Tensions, Ambiguities, and Connectivity in Kwame Nkrumah: Rethinking the “National” in Postcolonial Nationalism

 

Abstract

This essay interrogates the value of reading postcolonial state projects through the lens of nationalism rather than local–transnational connectivities. Mainstream scholarship on Kwame Nkrumah, in particular, continues to overemphasize his narrow nationalism, adherence to imported “alien” ideas, and the “failures” of his state interventionist project in Ghana. As a point of departure, I argue for an alternative reading of Nkrumah within a decolonial context that centres on the tensions, ambiguities, and connectivities of his thought and action.
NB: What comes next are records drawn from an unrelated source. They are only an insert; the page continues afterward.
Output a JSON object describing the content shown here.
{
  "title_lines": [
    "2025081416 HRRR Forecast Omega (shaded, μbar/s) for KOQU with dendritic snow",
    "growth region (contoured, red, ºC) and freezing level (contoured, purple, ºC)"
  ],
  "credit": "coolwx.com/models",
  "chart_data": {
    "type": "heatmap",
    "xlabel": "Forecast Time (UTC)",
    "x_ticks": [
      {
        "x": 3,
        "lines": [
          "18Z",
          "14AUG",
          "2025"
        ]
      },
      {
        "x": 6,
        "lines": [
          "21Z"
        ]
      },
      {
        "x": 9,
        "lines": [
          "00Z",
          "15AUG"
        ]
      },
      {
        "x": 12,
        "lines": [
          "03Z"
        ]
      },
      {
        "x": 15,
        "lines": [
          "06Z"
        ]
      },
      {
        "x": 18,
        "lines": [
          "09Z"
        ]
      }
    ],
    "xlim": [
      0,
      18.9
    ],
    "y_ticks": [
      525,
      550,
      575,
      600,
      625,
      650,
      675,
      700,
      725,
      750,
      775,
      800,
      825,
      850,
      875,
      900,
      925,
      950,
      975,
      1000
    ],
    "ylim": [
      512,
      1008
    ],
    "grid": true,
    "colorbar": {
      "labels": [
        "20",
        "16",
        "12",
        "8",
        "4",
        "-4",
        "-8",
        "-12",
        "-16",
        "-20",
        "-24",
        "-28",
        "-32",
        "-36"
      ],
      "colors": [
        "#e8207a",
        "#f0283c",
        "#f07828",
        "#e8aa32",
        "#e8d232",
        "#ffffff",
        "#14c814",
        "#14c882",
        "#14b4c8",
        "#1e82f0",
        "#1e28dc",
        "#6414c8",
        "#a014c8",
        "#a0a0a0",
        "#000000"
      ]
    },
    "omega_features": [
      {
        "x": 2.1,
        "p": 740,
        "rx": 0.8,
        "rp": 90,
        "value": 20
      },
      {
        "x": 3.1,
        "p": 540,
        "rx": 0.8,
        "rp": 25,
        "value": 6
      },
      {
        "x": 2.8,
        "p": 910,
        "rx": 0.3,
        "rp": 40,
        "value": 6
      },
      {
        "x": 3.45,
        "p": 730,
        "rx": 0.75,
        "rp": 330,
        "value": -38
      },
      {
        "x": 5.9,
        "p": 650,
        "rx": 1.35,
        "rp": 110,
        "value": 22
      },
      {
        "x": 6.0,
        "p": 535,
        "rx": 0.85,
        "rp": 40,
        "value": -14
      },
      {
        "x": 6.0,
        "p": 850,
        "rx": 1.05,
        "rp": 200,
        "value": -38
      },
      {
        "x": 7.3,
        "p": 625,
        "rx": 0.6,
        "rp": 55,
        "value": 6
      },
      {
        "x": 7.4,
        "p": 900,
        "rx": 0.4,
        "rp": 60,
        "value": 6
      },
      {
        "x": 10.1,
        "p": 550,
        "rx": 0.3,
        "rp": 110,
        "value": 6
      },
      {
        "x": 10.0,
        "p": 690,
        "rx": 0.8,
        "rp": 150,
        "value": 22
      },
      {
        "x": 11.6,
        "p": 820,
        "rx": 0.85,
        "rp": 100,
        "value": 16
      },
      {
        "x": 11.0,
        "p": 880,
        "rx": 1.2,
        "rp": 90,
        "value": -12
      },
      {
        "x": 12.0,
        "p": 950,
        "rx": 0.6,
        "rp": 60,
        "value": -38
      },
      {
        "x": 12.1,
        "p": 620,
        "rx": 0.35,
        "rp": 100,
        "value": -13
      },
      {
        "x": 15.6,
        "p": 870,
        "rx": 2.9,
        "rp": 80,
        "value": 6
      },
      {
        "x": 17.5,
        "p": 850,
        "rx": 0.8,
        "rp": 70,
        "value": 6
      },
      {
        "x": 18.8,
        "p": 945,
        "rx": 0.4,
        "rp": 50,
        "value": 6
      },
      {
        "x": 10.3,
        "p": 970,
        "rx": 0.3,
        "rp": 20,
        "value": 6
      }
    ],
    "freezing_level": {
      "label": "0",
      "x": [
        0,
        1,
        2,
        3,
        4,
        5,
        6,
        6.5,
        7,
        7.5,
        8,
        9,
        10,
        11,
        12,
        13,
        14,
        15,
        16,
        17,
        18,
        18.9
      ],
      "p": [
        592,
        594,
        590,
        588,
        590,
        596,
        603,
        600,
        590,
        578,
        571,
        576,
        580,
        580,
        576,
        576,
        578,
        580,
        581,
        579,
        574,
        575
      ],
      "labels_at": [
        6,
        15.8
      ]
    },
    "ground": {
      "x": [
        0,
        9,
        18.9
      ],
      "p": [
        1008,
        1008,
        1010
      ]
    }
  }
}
How did Nkrumah reconcile his positionality as a “colonial student” and the selective appropriation of Marxism/socialism with his Africentric ontology of non-atheistic materialism a propos philosophical consciencism? And how does this ontology ground his politics and differ from Marxism? Further, how did Nkrumah confront the economic realities of postcolonial development and why did he integrate features of capitalism to combat neocolonialism? In conjunction with these questions, the tensions within Nkrumah’s promotion of national and continental consciousness and conception of African nationalism with Pan-Africanism is explored. Nkrumah’s navigation of these tensions reveals his thought to be a dynamic self-reflexive “living” Africentric decolonial praxis. As decolonial theorist, Nkrumah’s national imaginary for Ghana was not “national” but, rather, entwined within transnational networks of solidarity and struggle.

Notes

1 There is debate over whether to use Afrocentrism or Africentrism. I have chosen to use Africentrism. As Boadi (Citation2000) argues, the term evokes historical connections to cosmologies and cultures that reorient contemporary knowledge production away from European origins to the anteriority of “Africa”.